Lean manufacturing methodology, is still considered a best practice in automotive manufacturing circle, despite increased Industry 4.0 adoption. It’s crucial to the company success and that of many other successful, high-yield organizations. However, discussions going forward need to be more inclusive and integrated.

In a recent report, Industry 4.0: Building the Digital Enterprise, PricewaterhouseCoopers defines Industry 4.0 as, “the end-to-end digitization of all physical assets and integration into digital ecosystems with value chain partners. Generating, analyzing and communicating data seamlessly underpins the gains promised by Industry 4.0, which networks a wide range of new technologies to create value.”

The company usually applied lean to their leadership training early on with excellent results. Each of company had designated areas of responsibility for improvement. After that experience, company became a full believer in the lean practice of verifying and testing assumptions. Do not rely on historical knowledge. When you convince yourself that you know the answer, you stop learning and won’t continue to look for the real cause of a quality issue

To continually improve our process and maintain quality, we must evolve and need to embrace intelligence and analytics to help us set new benchmarks, determine what works, what doesn’t, and what could work more effectively.

That doesn’t mean letting go of lean manufacturing. The lean mindset is invaluable when it comes to sustainability and education in manufacturing. We shouldn’t make sweeping changes in our process based on data alone, so it is important to maintain our lean manufacturing perspective alongside forward-looking Industry 4.0 intelligence.

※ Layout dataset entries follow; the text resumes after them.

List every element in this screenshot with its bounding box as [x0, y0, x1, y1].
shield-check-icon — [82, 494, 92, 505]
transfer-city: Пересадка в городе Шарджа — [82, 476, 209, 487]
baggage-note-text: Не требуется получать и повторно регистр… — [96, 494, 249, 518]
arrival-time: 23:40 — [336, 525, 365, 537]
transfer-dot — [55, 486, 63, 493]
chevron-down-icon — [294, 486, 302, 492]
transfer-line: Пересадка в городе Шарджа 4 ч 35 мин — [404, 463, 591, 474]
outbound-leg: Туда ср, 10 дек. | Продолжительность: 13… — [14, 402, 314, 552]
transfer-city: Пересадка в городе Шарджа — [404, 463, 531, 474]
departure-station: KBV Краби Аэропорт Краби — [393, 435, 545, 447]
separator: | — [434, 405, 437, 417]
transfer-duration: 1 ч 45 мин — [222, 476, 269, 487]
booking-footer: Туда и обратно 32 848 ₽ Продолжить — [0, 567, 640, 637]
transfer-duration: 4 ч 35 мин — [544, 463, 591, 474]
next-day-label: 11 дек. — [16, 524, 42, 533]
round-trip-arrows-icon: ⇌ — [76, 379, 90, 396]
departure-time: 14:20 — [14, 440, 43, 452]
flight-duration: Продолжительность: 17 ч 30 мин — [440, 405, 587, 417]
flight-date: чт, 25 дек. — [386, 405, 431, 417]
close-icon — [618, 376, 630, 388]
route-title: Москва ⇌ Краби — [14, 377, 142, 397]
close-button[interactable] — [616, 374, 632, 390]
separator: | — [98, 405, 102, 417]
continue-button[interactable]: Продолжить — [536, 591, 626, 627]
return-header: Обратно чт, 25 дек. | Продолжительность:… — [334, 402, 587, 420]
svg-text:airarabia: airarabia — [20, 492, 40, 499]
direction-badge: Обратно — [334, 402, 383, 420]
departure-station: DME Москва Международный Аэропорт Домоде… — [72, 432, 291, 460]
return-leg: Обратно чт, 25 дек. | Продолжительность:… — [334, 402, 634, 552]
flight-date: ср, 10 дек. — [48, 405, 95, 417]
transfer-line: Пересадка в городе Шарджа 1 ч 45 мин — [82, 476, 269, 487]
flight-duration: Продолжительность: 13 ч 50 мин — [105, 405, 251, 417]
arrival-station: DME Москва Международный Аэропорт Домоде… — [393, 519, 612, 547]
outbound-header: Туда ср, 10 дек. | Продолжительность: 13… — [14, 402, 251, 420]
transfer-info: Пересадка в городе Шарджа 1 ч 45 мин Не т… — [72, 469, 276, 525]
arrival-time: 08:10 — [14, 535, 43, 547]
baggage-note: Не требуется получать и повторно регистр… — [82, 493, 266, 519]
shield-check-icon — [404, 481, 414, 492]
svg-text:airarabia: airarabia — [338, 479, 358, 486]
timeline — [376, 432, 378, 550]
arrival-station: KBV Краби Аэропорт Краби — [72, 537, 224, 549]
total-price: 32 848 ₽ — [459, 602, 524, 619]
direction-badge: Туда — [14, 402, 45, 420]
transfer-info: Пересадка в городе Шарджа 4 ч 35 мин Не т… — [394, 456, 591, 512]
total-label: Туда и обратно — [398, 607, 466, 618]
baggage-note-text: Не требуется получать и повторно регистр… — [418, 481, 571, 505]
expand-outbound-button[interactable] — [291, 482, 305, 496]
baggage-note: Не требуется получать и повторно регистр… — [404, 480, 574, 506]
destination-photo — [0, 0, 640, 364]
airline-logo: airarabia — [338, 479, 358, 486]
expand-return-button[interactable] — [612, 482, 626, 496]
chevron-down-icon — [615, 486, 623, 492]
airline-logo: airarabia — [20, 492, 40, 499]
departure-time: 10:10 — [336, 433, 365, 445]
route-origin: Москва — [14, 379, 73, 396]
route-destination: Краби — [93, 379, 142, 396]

Lean manufacturing is a core principle and Industry 4.0 isn’t to replace or supplant the lean manufacturing methodology, but rather to inform and complement the automotive manufacturing process, providing the data, intelligence and insight needed to aid in decision-making.

Take time to examine your business and manufacturing processes. Evaluate the areas where Industry 4.0 can support and improve lean practices. Don’t let historical assumptions drive your processes. Instead, follow the basic tenets of lean and use data, testing, and application to evaluate where Industry 4.0 can improve how you execute your lean procedures. Always keep learning, and apply those learnings to improve your process.